Wylkynson
Jesus autem transiens / Credo in Deum
Cornysh
Salve regina
Tallis
Nine Tunes for Archbishop Parkers Psalter
O nata lux de lumine
Gaude gloriosa Dei mater
Spem in alium
The Sixteen
Harry Christophers
Reviewed by: Edward Clark
Reviewed: 1 September, 2005
Venue: Royal Albert Hall, London
It was appropriate for the majority of the music in this Prom to be composed by Thomas Tallis whose 500th-anniversary we celebrate during 2005, although there is some doubt as to the actual year.
Thomas Tallis was a giant of his time and his music seems to grow in stature with the passing of the centuries. Not only was he a great composer but he trained and nurtured the succeeding generation, the most notable being William Byrd. Tallis and his proteges founded a school of music that remains recognised as being the most important of its time throughout Europe. This is, arguably, the only period in musical history when England attained such honour.
One way of judging this to be so is to compare two 40-part motets, one by the Italian, Alessandro Striggio, who visited the court of Queen Elizabeth I, and the other by Tallis who was challenged by a senior courtier to emulate it. The result was “Spem in alium”. But the only problem with effecting a judgement on the qualities of the two works is that we are never given the chance of hearing Striggio’s piece and, thus, to grasp the full measure of Tallis’s achievement in the context of his European contemporaries.
Much has been made of the difficulty of writing for forty separate voices as if Tallis alone had the means to a satisfactory solution but, if a potential rival from Italy was also capable of such complex musical thought, was it as difficult as we all suppose?
This, perhaps, is a question that need not detain us today. Rather we can measure the achievement of Tallis’s greatest work by the sustained elevation of thought carried through its 10- to 12-minute duration. Harry Christophers took barely eight minutes, which diminished its stature.
If Tallis is now thought of as one of England’s very greatest composers, then “Spem in alium” must be regarded as a pinnacle of English music from any age. This Prom placed it into a national context, showing it to be the culmination from a pre-Reformation movement already exploring new expressive devices. Hence the concert began with two relatively little known musicians associated with the Eton Choirbook. Robert Wylkynson wrote “Jesus autem transiens / Credo in Deum” somewhat before 1500, pre-Tallis’s birth. It calls for 13 male voices and was first heard in the Chapel of Eton College. The performance by The Sixteen was beautifully sonorous that helped alleviate the somewhat static harmonies.
Next came “Salve regina” by one of two William Cornysh’s, father or son.

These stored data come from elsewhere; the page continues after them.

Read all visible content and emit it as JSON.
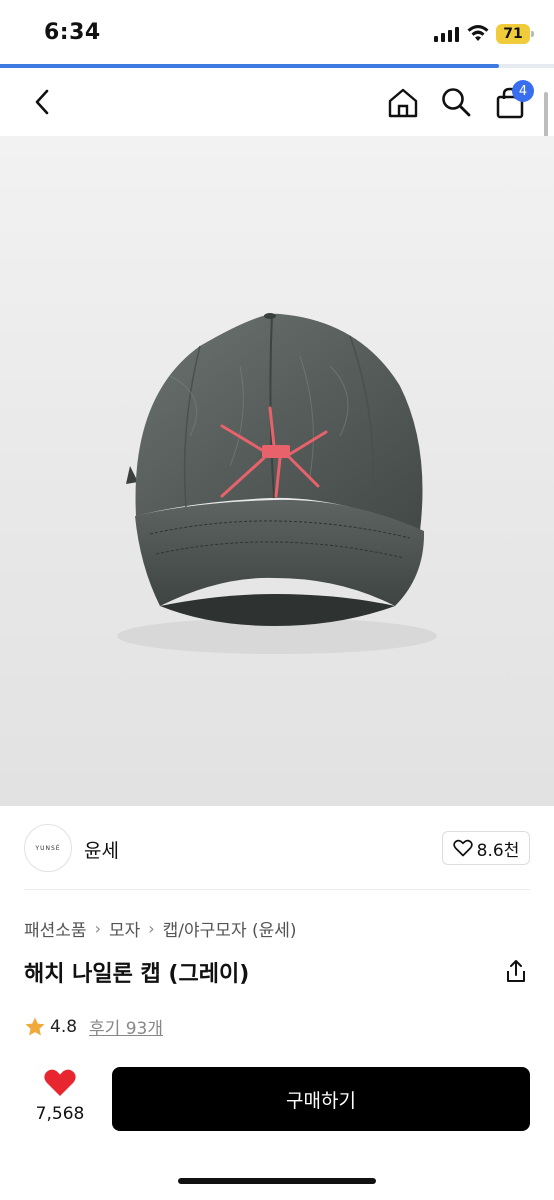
{
  "status_bar": {
    "time": "6:34",
    "battery": "71",
    "battery_color": "#f0cc3a"
  },
  "page_load_progress": 0.9,
  "header": {
    "back_icon": "chevron-left-icon",
    "home_icon": "home-icon",
    "search_icon": "search-icon",
    "cart_icon": "shopping-bag-icon",
    "cart_badge": "4",
    "badge_color": "#3a6ef0"
  },
  "product_image": {
    "subject": "gray nylon cap with pink star embroidery"
  },
  "brand": {
    "logo_text": "YUNSÉ",
    "name": "윤세",
    "likes": "8.6천"
  },
  "breadcrumb": [
    "패션소품",
    "모자",
    "캡/야구모자 (윤세)"
  ],
  "product": {
    "title": "해치 나일론 캡 (그레이)",
    "rating": "4.8",
    "reviews_label": "후기 93개"
  },
  "purchase": {
    "wish_count": "7,568",
    "buy_label": "구매하기",
    "wish_color": "#e8262f"
  }
}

No one is quite sure but again the link is with the Eton Choirbook. Probably written in the late 15th-century, it is a five-voice setting with an overall range from bass to treble of three octaves or more, using a florid musical idiom that clearly spawned the idiosyncratic syntax of Thomas Tallis.
Tallis’s “Nine Tunes for Archbishop Parker’s Psalter” are all gentle and solemn pieces, the most famous being “Why fum’th in fight”, used by Vaughan Williams as the theme in his Fantasia on a Theme by Thomas Tallis. Before ‘Spem’ we heard the beautiful setting of “O nata lux de lumine” and the sheer scale and technical assurance of “Gaude gloriosa Dei mater” suggests Tallis at the height of his powers. Of unknown provenance it is a work of great innovation, with each of the nine invocations to the Virgin being carefully delineated by a change in scoring and texture.
The glories of “Spem in alium” were thus set into context. Although not a late work in Tallis’s output it is a profound one that displays an astonishing contrapuntal mastery. It was a pleasure to hear The Sixteen under Harry Christophers perform this repertoire, although the decision to prefer a mixed rather than a male choir is to be regretted. With many wonderful cathedral choirs available it was perhaps a missed opportunity not to have heard the ‘proper’ soundworld of an all-male ensemble in which boy-trebles are so different to those of mature ladies. And I don’t think a cathedral choir would have required two chamber organs to support “Spem in alium”.